Pakistan releases seven Afghan Taliban fighters
Country says the aim is to 'facilitate the Afghan reconciliation process'
Pakistan has released seven senior Taliban figures "in order to facilitate the Afghan reconciliation process."
One of those released was a top military commander for the group in Afghanistan.
Afghan President Hamid Karzai - who met Pakistan's Prime Minister Nawaz Sharif last week - wants the neighbouring country to help open dialogue with the armed group.
A statement from the Pakistani foreign ministry read: "In order to further facilitate the Afghan reconciliation process, Pakistan is releasing seven Taliban detainees, namely Mansoor Dadullah, Said Wali, Abdul Manan, Karim Agha, Sher Afzal, Gul Muhammad and Muhammad Zai.
"These releases are in addition to 26 Taliban detainees released during the last year," it added. Pakistan did not say whether they had been released yet or what they were imprisoned for.
According to the BBC, Mansoor Dadullah was the Taliban's military commander in four of the most violent provinces of southern Afghanistan until his capture in Pakistan's western Balochistan province in February 2008.
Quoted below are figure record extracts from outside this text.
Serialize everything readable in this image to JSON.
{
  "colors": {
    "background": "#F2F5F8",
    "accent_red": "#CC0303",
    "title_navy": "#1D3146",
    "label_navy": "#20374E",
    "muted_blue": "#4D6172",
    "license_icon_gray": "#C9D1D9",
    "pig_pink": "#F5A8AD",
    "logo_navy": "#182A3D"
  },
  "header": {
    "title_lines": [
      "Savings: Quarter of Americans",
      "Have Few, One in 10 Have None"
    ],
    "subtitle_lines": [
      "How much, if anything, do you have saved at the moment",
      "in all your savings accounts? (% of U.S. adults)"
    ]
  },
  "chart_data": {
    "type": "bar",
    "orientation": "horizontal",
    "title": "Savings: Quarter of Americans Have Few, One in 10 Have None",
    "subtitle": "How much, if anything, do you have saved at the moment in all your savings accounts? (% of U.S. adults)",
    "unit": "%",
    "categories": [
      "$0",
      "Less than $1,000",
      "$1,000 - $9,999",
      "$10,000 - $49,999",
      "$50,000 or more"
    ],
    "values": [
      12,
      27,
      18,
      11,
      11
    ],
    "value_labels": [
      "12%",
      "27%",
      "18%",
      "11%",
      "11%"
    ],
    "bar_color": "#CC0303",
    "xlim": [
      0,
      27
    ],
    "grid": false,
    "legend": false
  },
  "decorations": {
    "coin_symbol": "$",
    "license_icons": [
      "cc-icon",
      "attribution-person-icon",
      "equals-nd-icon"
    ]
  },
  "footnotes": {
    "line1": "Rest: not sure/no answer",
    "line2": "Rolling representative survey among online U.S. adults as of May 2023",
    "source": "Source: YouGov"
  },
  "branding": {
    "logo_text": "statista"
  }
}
Pakistan backed the Taliban's rise to power in Afghanistan in the mid-1990s and is seen as a crucial gatekeeper in attempts by the US and Afghan governments to contact insurgent leaders who fled to Pakistan after the group's 2001 removal.
But Afghanistan has long accused Pakistan of playing a double game in its 12-year-old war against Taliban fighters. It says Pakistan, facing a Taliban insurgency of its own, makes pronouncements about peace, but allows elements of its military to play a spoiling role.
The Afghan authorities are now fighting the insurgency with little or no help from international forces that have been in the country since 2001's US-led invasion.
All Nato combat missions are planned to end by the end of next year, and the 100,000 foreign troops deployed across the country have already begun to withdraw from the battlefield.
The US provides the bulk of the military presence, with 68,000 troops, with the UK's 9,000 the second most.